My hands smell like a mixture of urine and really bad breath. No, it’s not from a diaper or bathroom mishap. It’s due to my mom’s new Walmart candles. I am not sure who decided that vanilla hazelnut candles (which are already incredibly offensive to my olfactory sensory neurons) should include a slight dose of urine combined with halitosis to really set these candles apart…but let me tell you, it’s got to be bad if I am complaining.

I also feel terrible about not buying Ho-Ho a tree. I should get her a wreath, but that means a second trip out there this weekend and more money spent. Call me Ebeneezer if you will, however, we are hemorrhaging money when it comes to her and it’s not like there is one square inch of table/floor/seat space to set a tree. Especially with the life-size Santa sitting on her guest chair. Yes, life. size. But she doesn’t feel like her apartment is festive enough.

Ellis now says “no”.

So last week we hosted the IL visit of the Thornleys (you know my 80th cousin 12 times removed, or something). It was, as the Czechs say, tak super. We visited the Children’s Museum, Shedd Aquarium, Ms. Anna’s family farm and our basement couch. All the while little Libs (almost two years old) referred to me as “carrot” and “cow” because she had met a cow named “Annie” a week prior to their visit. Apparently she also wanted to pet me.



smooching the whales

Ze meatball!

Ellis and Libs kept it real the entire time and almost convinced me that two kids under two could be sort of awesome. Libby spent much of her time showing Ellis the way of the world (“NO! Eleees”, “Watch Eleees!”, “Come Eleees!” “Eleees!”) Add the meatball to the mix (“lil” potter – 3.5 months old, 45 lbs and probably the sweetest kid this side of the Mississippi) and it was a pretty sick weekend. I even missed them after they left. I know! Crazy!
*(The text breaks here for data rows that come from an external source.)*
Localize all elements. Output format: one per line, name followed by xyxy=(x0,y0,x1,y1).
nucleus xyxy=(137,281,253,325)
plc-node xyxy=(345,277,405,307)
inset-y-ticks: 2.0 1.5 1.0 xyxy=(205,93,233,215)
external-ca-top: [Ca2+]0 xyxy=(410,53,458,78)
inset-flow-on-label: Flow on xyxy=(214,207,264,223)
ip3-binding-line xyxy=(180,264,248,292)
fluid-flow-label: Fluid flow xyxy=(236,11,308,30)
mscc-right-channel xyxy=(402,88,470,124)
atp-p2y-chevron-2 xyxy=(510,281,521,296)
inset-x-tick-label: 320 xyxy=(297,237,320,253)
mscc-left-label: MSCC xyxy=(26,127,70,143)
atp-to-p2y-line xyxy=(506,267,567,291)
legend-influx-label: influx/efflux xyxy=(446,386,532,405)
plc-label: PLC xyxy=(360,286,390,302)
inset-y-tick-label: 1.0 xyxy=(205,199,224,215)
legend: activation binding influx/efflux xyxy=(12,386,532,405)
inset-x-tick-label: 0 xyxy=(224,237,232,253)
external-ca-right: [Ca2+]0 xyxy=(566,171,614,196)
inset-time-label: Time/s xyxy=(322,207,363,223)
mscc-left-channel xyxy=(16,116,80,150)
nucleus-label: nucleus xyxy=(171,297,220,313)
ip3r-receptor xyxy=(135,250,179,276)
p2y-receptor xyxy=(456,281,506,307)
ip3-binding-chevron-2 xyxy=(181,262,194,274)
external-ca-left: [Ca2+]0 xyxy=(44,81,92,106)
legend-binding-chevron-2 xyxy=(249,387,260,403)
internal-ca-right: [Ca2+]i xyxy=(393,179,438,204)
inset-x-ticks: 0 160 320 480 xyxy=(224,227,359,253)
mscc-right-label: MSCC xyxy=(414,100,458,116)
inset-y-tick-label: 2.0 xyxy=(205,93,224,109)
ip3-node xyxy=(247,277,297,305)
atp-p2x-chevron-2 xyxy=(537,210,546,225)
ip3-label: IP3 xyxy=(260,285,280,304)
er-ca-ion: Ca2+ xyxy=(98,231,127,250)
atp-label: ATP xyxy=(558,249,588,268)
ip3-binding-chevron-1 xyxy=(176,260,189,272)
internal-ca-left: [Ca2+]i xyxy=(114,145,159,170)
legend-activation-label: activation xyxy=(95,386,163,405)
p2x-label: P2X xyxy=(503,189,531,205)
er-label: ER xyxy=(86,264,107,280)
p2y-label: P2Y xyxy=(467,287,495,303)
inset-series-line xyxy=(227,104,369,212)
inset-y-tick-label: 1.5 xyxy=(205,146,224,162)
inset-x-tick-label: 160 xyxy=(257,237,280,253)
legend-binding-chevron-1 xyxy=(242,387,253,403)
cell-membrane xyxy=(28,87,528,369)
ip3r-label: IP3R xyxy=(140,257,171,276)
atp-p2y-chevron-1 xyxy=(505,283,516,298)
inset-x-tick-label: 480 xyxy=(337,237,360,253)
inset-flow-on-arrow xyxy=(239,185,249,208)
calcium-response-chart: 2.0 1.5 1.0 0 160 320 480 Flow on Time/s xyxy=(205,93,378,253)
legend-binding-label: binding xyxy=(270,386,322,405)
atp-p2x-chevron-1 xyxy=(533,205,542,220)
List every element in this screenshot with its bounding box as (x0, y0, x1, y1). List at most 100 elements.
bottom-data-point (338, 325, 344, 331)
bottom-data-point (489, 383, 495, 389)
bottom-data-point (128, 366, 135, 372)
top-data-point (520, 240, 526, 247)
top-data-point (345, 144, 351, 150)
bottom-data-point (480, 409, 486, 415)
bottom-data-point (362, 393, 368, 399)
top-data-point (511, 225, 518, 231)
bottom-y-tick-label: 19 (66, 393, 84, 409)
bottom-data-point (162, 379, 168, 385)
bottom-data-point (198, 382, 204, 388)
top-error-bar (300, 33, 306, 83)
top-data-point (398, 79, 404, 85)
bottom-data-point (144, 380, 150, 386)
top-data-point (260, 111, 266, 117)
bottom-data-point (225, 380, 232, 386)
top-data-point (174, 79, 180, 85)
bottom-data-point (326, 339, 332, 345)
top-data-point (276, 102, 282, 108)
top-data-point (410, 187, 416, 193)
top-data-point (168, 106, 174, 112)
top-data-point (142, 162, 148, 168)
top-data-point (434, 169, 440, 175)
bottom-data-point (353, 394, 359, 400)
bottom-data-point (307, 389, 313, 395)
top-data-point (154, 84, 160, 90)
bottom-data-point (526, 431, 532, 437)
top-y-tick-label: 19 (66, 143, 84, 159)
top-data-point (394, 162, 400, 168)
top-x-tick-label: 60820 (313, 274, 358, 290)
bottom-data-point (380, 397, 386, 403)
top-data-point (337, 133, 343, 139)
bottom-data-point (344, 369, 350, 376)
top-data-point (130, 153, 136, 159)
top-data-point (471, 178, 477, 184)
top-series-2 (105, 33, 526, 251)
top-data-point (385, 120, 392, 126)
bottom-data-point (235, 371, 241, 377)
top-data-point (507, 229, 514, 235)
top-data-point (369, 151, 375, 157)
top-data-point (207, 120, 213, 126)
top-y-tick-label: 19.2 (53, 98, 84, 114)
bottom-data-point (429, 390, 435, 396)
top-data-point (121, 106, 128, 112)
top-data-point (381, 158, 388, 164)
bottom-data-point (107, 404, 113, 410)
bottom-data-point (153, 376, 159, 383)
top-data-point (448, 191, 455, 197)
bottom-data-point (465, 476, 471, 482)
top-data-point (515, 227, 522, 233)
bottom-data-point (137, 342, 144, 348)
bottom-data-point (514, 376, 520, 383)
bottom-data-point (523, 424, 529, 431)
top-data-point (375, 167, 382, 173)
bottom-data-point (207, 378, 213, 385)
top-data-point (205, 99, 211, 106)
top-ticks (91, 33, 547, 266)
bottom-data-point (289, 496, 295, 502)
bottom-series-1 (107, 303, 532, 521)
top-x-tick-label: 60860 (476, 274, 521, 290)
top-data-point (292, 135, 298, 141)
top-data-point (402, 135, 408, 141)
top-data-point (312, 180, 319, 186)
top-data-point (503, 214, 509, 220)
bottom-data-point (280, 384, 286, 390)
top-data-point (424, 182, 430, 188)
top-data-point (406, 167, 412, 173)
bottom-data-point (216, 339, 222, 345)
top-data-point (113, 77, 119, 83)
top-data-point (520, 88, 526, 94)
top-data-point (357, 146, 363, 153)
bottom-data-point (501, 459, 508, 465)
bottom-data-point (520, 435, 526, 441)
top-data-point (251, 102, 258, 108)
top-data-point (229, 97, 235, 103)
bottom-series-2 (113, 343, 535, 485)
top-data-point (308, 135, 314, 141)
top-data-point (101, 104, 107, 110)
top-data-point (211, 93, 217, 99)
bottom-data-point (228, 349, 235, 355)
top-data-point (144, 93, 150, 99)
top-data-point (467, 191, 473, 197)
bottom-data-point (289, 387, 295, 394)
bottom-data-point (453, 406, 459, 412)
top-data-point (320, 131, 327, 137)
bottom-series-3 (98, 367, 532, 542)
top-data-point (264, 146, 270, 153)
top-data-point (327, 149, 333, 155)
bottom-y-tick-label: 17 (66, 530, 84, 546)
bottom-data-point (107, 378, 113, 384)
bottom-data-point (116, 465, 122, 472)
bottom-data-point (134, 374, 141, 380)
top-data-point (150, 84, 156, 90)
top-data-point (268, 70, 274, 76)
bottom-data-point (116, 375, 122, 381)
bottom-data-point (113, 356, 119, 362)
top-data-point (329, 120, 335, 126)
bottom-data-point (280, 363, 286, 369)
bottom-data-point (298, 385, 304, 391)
In the last week I have spent approximately one zillion dollars on Christmas gifts with not much to show for it. Yesterday we went to IKEA where I spent more money and Ellis screamed the entire time. I now can tell the difference between judging eyes and empathetic eyes..the latter are usually accompanied by a small smile and head tilt and the formerĀ  includes narrowed eyes and flared nostrils. An IKEA worker suggested I go to the family room (AKA family bathroom with a chair…gross) because of the screaming. A nap is a nap – wherever, whatever. I should have told him that I am damn patriot spending money at a foreign chain but of course I didn’t. I also didn’t go to the family room and instead kept shopping. Santa has work to do, yo.